I have said that when I smelt tobacco I felt that I was, as the children say, “getting warmer.” But, unfortunately, tobacco in the shape of pipe, cigar, or cigarette is in my mouth whenever I have an excuse for the indulgence, and often when I have none. Hence, though the face I sought seemed more than once to loom out at me through tobacco smoke, I had watched too many faces through that pleasing mist to be able to recall the particular circumstances under which I had seen the one in question. Nevertheless, it was tobacco which ultimately gave me my clue.

The morning was very windy, and I had three times unsuccessfully essayed to light my cigar with an ordinary match. In despair—for in a general way I hate fusees like poison—I bought a box of vesuvians which an observant and enterprising match-vendor promptly thrust under my nose. As I struck the vile thing and the pestilent smell assailed my nostrils, the scene I was seeking to recall came back to me. I was sitting in a third-class smoking carriage on the London, Tilbury, and Southend Railway, and opposite to me was a little talkative man who had previously lit his pipe with a fusee. I saw him take out the box evidently with the intention of striking another, and then I heard a voice say, “For heaven’s sake, sir, don’t stink the carriage out again with that filthy thing! Pray allow me to give you a match.”

The speaker was sitting directly in front of me, and as I recalled his face while I stood there in the street with the still unlighted cigar between my lips, the open box in one hand and the now burnt-out fusee arrested half-way toward the cigar-tip in the other, I knew that his face was the face of Captain Shannon.

CHAPTER VI
I MAKE UP MY MIND TO FIND CAPTAIN SHANNON

The striking of that fusee was a critical moment in my life, for before the thing had hissed itself into a black and crackling cinder I had decided to follow up the clue which had been so strangely thrown in my way. My principal reason for so deciding was that I wanted a rest—the rest of a change of occupation, not the rest of inaction. I am by profession what George Borrow would have called “one of the writing fellows.” But, much as I love my craft, and generous and large-hearted as I have always found literary men—at all events, large-brained literary men—to be, I cannot profess much admiration for the fussy folk who seem to imagine that God made our world and the infinite worlds around it, life and death, and the human heart, with its joys and sorrows and hope of immortality, for no other reason than that they should have something to write about.

Instead of recognising that it is only life and the unintelligible mystery of life which make literature of any consequence, they seem to fancy that literature is the chief concern and end of man’s being. As a matter of fact, literature is to life what a dog’s tail is to his body—a very valuable appendage; but the dog must wag the tail, not the tail the dog, as some of these gentry would have us to believe. The dog could, at a pinch, make shift to do without the tail, but the tail could under no circumstances do without the dog.

You may screw a pencil into one end of a pair of compasses and draw as many circles of different sizes as you please, but it is from the other end that you must take your centres, and what the pivot end is to the pencil, life must be to literature.

Hence it is my habit every now and then to put away from me all that is connected with books and the making of books, and to seek only to live my life, and to possess my own soul and this wonderful world about us.

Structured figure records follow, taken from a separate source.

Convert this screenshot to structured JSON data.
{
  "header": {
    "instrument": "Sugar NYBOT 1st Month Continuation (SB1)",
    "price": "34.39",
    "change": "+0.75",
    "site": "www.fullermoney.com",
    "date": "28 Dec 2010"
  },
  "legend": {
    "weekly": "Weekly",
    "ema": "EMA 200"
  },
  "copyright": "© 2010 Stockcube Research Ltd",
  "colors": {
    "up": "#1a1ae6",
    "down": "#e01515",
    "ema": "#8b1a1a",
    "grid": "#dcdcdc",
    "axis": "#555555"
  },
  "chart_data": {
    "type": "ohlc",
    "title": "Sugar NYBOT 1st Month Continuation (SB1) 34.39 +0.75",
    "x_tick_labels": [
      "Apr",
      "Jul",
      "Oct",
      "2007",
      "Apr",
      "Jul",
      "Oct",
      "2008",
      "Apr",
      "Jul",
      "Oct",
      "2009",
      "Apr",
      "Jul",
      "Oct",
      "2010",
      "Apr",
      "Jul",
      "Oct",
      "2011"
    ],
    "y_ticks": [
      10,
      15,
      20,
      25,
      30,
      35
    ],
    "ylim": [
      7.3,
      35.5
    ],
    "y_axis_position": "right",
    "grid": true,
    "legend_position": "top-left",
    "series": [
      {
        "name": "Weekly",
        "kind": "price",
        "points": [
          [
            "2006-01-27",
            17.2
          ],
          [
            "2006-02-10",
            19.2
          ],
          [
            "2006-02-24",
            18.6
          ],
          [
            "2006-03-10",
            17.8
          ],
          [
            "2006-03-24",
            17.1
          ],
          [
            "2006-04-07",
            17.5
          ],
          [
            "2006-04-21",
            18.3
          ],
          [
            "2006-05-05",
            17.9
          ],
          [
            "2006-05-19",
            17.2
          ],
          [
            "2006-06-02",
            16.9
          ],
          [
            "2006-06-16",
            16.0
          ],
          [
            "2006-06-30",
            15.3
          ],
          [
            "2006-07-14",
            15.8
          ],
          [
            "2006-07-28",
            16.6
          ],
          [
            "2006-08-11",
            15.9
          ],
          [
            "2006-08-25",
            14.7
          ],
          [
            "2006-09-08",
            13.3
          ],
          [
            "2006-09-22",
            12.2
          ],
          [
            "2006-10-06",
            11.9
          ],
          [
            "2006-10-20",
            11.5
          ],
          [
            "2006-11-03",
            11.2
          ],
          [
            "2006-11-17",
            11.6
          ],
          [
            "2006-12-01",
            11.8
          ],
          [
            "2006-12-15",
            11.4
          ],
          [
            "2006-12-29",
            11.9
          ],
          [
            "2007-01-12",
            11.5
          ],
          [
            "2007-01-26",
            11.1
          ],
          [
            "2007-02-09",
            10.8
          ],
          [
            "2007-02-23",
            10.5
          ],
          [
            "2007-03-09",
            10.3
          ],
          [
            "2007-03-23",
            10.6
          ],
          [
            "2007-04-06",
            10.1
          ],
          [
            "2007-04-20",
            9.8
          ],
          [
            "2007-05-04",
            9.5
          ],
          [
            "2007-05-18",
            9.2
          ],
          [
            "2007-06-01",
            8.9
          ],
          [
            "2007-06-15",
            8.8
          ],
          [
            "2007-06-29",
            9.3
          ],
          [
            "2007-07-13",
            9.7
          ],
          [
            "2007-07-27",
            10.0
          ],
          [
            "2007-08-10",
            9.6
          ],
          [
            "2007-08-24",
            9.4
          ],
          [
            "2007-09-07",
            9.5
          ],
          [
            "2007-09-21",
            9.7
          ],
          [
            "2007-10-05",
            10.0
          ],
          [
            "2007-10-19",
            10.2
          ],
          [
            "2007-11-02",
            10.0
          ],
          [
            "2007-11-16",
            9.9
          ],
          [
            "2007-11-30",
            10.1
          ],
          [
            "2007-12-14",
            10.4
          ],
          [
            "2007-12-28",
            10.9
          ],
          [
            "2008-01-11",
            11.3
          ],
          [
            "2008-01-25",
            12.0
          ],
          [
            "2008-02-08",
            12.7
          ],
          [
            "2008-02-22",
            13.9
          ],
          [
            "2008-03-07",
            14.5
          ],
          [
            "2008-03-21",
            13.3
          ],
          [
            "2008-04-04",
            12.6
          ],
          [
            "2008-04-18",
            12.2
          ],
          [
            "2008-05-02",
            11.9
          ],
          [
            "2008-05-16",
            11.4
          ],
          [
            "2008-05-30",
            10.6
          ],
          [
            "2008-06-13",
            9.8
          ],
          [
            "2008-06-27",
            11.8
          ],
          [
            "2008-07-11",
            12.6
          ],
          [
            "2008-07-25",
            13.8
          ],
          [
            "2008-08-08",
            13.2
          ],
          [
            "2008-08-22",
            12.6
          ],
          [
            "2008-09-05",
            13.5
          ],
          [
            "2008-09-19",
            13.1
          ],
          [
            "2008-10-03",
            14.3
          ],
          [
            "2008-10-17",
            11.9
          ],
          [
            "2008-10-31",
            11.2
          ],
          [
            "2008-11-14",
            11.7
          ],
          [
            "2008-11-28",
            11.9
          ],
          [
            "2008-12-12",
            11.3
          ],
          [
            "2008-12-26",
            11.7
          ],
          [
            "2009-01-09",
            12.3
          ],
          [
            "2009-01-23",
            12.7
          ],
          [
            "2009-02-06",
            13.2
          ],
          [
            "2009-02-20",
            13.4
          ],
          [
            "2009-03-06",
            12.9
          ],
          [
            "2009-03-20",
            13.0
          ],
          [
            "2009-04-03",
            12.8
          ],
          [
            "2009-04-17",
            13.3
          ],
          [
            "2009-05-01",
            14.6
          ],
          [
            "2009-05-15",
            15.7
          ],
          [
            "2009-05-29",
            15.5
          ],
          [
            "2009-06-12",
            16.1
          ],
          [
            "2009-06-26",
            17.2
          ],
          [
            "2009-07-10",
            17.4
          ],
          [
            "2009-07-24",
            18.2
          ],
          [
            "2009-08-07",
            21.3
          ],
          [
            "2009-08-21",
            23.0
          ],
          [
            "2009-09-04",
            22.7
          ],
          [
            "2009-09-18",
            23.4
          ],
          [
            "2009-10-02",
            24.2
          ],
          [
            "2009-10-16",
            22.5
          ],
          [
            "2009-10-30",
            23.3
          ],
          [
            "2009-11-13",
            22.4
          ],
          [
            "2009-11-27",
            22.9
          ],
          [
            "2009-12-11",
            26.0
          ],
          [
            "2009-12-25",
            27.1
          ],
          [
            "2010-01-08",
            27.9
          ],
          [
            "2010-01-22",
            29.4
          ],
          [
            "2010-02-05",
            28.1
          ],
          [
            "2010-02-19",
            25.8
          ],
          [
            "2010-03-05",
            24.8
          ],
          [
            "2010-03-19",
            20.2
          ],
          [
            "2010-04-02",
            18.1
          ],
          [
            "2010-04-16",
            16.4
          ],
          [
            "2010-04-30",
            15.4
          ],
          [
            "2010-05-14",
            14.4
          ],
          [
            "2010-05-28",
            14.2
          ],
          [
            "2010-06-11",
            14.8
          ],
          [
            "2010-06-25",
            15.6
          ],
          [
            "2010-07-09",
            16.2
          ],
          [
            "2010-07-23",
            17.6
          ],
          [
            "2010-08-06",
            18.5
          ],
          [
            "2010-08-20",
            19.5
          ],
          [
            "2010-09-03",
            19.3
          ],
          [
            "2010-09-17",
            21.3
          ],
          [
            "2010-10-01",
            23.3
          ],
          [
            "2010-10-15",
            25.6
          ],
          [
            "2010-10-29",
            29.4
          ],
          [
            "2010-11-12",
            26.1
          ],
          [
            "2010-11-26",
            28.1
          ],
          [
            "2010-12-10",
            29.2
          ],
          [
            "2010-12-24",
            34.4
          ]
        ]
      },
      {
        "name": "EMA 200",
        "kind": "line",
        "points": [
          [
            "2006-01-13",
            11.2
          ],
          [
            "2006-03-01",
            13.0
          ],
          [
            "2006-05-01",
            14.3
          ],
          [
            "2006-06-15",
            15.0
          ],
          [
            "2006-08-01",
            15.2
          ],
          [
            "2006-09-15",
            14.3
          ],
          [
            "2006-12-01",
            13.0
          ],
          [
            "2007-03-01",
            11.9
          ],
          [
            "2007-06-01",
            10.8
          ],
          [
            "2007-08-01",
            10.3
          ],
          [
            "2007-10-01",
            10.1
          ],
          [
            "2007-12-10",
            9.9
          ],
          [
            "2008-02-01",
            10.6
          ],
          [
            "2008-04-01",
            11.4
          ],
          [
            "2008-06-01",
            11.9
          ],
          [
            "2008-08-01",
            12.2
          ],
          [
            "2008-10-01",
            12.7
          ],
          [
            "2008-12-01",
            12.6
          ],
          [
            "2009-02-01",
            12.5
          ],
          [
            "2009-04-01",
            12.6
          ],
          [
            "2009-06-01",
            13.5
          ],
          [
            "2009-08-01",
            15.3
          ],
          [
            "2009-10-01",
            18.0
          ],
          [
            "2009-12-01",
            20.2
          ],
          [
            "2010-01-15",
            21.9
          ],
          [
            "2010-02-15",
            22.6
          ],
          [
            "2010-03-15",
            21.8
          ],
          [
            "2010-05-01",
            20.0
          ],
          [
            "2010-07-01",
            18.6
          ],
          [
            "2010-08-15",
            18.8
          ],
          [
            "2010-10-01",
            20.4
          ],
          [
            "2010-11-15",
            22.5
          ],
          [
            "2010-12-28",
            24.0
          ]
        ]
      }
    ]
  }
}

At the particular date of which I am writing, the restlessness which is so often associated with the literary temperament was upon me. I craved change, excitement, and adventures, and these the following up of the clue which I held to the identity of Captain Shannon promised in abundance.

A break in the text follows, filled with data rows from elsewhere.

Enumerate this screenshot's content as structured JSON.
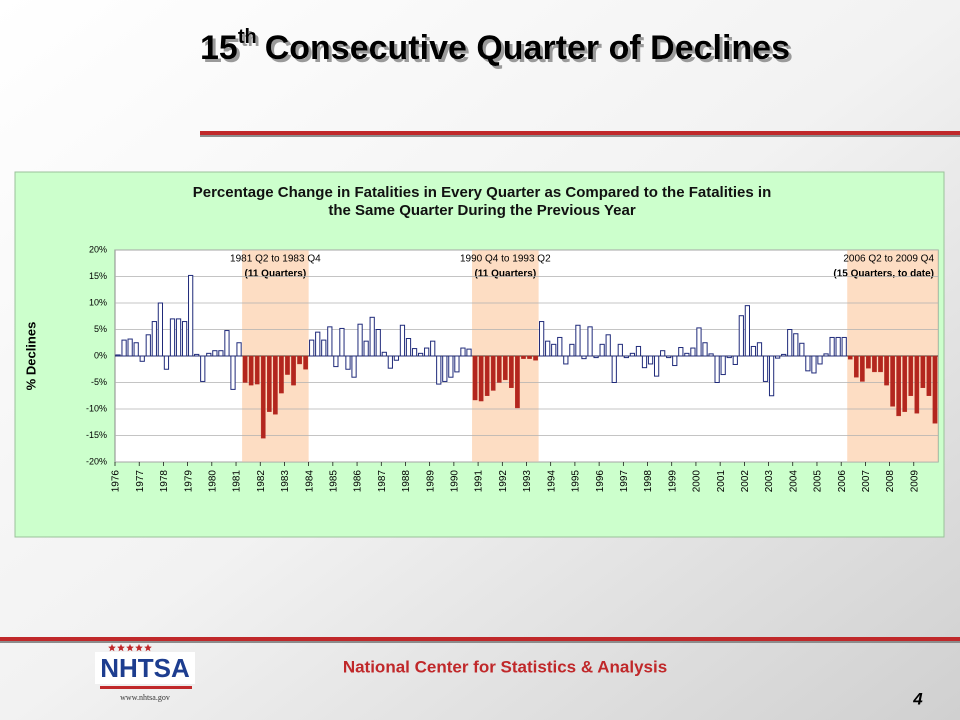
{
  "title": {
    "number": "15",
    "sup": "th",
    "rest": "Consecutive Quarter of Declines"
  },
  "footer": {
    "center": "National Center for Statistics & Analysis",
    "page": "4",
    "logo": "NHTSA",
    "url": "www.nhtsa.gov"
  },
  "chart_data": {
    "type": "bar",
    "title": [
      "Percentage Change in Fatalities in Every Quarter as Compared to the Fatalities in",
      "the Same Quarter During the Previous Year"
    ],
    "ylabel": "% Declines",
    "ylim": [
      -20,
      20
    ],
    "yticks": [
      {
        "value": -20,
        "label": "-20%"
      },
      {
        "value": -15,
        "label": "-15%"
      },
      {
        "value": -10,
        "label": "-10%"
      },
      {
        "value": -5,
        "label": "-5%"
      },
      {
        "value": 0,
        "label": "0%"
      },
      {
        "value": 5,
        "label": "5%"
      },
      {
        "value": 10,
        "label": "10%"
      },
      {
        "value": 15,
        "label": "15%"
      },
      {
        "value": 20,
        "label": "20%"
      }
    ],
    "grid": true,
    "categories": [
      "1976",
      null,
      null,
      null,
      "1977",
      null,
      null,
      null,
      "1978",
      null,
      null,
      null,
      "1979",
      null,
      null,
      null,
      "1980",
      null,
      null,
      null,
      "1981",
      null,
      null,
      null,
      "1982",
      null,
      null,
      null,
      "1983",
      null,
      null,
      null,
      "1984",
      null,
      null,
      null,
      "1985",
      null,
      null,
      null,
      "1986",
      null,
      null,
      null,
      "1987",
      null,
      null,
      null,
      "1988",
      null,
      null,
      null,
      "1989",
      null,
      null,
      null,
      "1990",
      null,
      null,
      null,
      "1991",
      null,
      null,
      null,
      "1992",
      null,
      null,
      null,
      "1993",
      null,
      null,
      null,
      "1994",
      null,
      null,
      null,
      "1995",
      null,
      null,
      null,
      "1996",
      null,
      null,
      null,
      "1997",
      null,
      null,
      null,
      "1998",
      null,
      null,
      null,
      "1999",
      null,
      null,
      null,
      "2000",
      null,
      null,
      null,
      "2001",
      null,
      null,
      null,
      "2002",
      null,
      null,
      null,
      "2003",
      null,
      null,
      null,
      "2004",
      null,
      null,
      null,
      "2005",
      null,
      null,
      null,
      "2006",
      null,
      null,
      null,
      "2007",
      null,
      null,
      null,
      "2008",
      null,
      null,
      null,
      "2009",
      null,
      null,
      null
    ],
    "values": [
      0.2,
      3,
      3.2,
      2.5,
      -1,
      4,
      6.5,
      10,
      -2.5,
      7,
      7,
      6.5,
      15.2,
      0.3,
      -4.8,
      0.5,
      1,
      1,
      4.8,
      -6.3,
      2.5,
      -5,
      -5.5,
      -5.3,
      -15.5,
      -10.5,
      -11,
      -7,
      -3.5,
      -5.5,
      -1.5,
      -2.5,
      3,
      4.5,
      3,
      5.5,
      -2,
      5.2,
      -2.5,
      -4,
      6,
      2.8,
      7.3,
      5,
      0.7,
      -2.3,
      -0.8,
      5.8,
      3.3,
      1.4,
      0.5,
      1.5,
      2.8,
      -5.3,
      -4.8,
      -4,
      -3,
      1.5,
      1.3,
      -8.3,
      -8.5,
      -7.5,
      -6.5,
      -5,
      -4.5,
      -6,
      -9.8,
      -0.5,
      -0.5,
      -0.8,
      6.5,
      2.8,
      2.2,
      3.5,
      -1.5,
      2.2,
      5.8,
      -0.5,
      5.5,
      -0.3,
      2.2,
      4,
      -5,
      2.2,
      -0.3,
      0.5,
      1.8,
      -2.2,
      -1.5,
      -3.8,
      1,
      -0.3,
      -1.8,
      1.6,
      0.5,
      1.5,
      5.3,
      2.5,
      0.4,
      -5,
      -3.5,
      -0.3,
      -1.6,
      7.6,
      9.5,
      1.8,
      2.5,
      -4.8,
      -7.5,
      -0.4,
      0.3,
      5,
      4.2,
      2.4,
      -2.8,
      -3.2,
      -1.5,
      0.4,
      3.5,
      3.5,
      3.5,
      -0.6,
      -4,
      -4.8,
      -2.3,
      -3,
      -3,
      -5.5,
      -9.5,
      -11.3,
      -10.5,
      -7.5,
      -10.8,
      -6,
      -7.5,
      -12.7
    ],
    "colors": [
      "#1f2a7a",
      "#1f2a7a",
      "#1f2a7a",
      "#1f2a7a",
      "#1f2a7a",
      "#1f2a7a",
      "#1f2a7a",
      "#1f2a7a",
      "#1f2a7a",
      "#1f2a7a",
      "#1f2a7a",
      "#1f2a7a",
      "#1f2a7a",
      "#1f2a7a",
      "#1f2a7a",
      "#1f2a7a",
      "#1f2a7a",
      "#1f2a7a",
      "#1f2a7a",
      "#1f2a7a",
      "#1f2a7a",
      "#b3261e",
      "#b3261e",
      "#b3261e",
      "#b3261e",
      "#b3261e",
      "#b3261e",
      "#b3261e",
      "#b3261e",
      "#b3261e",
      "#b3261e",
      "#b3261e",
      "#1f2a7a",
      "#1f2a7a",
      "#1f2a7a",
      "#1f2a7a",
      "#1f2a7a",
      "#1f2a7a",
      "#1f2a7a",
      "#1f2a7a",
      "#1f2a7a",
      "#1f2a7a",
      "#1f2a7a",
      "#1f2a7a",
      "#1f2a7a",
      "#1f2a7a",
      "#1f2a7a",
      "#1f2a7a",
      "#1f2a7a",
      "#1f2a7a",
      "#1f2a7a",
      "#1f2a7a",
      "#1f2a7a",
      "#1f2a7a",
      "#1f2a7a",
      "#1f2a7a",
      "#1f2a7a",
      "#1f2a7a",
      "#1f2a7a",
      "#b3261e",
      "#b3261e",
      "#b3261e",
      "#b3261e",
      "#b3261e",
      "#b3261e",
      "#b3261e",
      "#b3261e",
      "#b3261e",
      "#b3261e",
      "#b3261e",
      "#1f2a7a",
      "#1f2a7a",
      "#1f2a7a",
      "#1f2a7a",
      "#1f2a7a",
      "#1f2a7a",
      "#1f2a7a",
      "#1f2a7a",
      "#1f2a7a",
      "#1f2a7a",
      "#1f2a7a",
      "#1f2a7a",
      "#1f2a7a",
      "#1f2a7a",
      "#1f2a7a",
      "#1f2a7a",
      "#1f2a7a",
      "#1f2a7a",
      "#1f2a7a",
      "#1f2a7a",
      "#1f2a7a",
      "#1f2a7a",
      "#1f2a7a",
      "#1f2a7a",
      "#1f2a7a",
      "#1f2a7a",
      "#1f2a7a",
      "#1f2a7a",
      "#1f2a7a",
      "#1f2a7a",
      "#1f2a7a",
      "#1f2a7a",
      "#1f2a7a",
      "#1f2a7a",
      "#1f2a7a",
      "#1f2a7a",
      "#1f2a7a",
      "#1f2a7a",
      "#1f2a7a",
      "#1f2a7a",
      "#1f2a7a",
      "#1f2a7a",
      "#1f2a7a",
      "#1f2a7a",
      "#1f2a7a",
      "#1f2a7a",
      "#1f2a7a",
      "#1f2a7a",
      "#1f2a7a",
      "#1f2a7a",
      "#1f2a7a",
      "#b3261e",
      "#b3261e",
      "#b3261e",
      "#b3261e",
      "#b3261e",
      "#b3261e",
      "#b3261e",
      "#b3261e",
      "#b3261e",
      "#b3261e",
      "#b3261e",
      "#b3261e",
      "#b3261e",
      "#b3261e",
      "#b3261e"
    ],
    "annotations": [
      {
        "text": "1981 Q2 to 1983 Q4",
        "note": "(11 Quarters)"
      },
      {
        "text": "1990 Q4 to 1993 Q2",
        "note": "(11 Quarters)"
      },
      {
        "text": "2006 Q2 to 2009 Q4",
        "note": "(15 Quarters, to date)"
      }
    ]
  }
}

As everything depended upon the assumption that James Mullen was, as was stated, Captain Shannon, the first question which I felt it necessary seriously to consider was whether the informer’s evidence was to be credited; and I did not lose sight of the fact that his confessions, so far from being entitled to be regarded as bona fide evidence, were to be received with very grave suspicion. At the best they might be nothing more than the invention of one who had no information to give, but who hoped by means of them either to prevent, or at least to stave off for a time, the otherwise inevitable death sentence which was hanging over his head.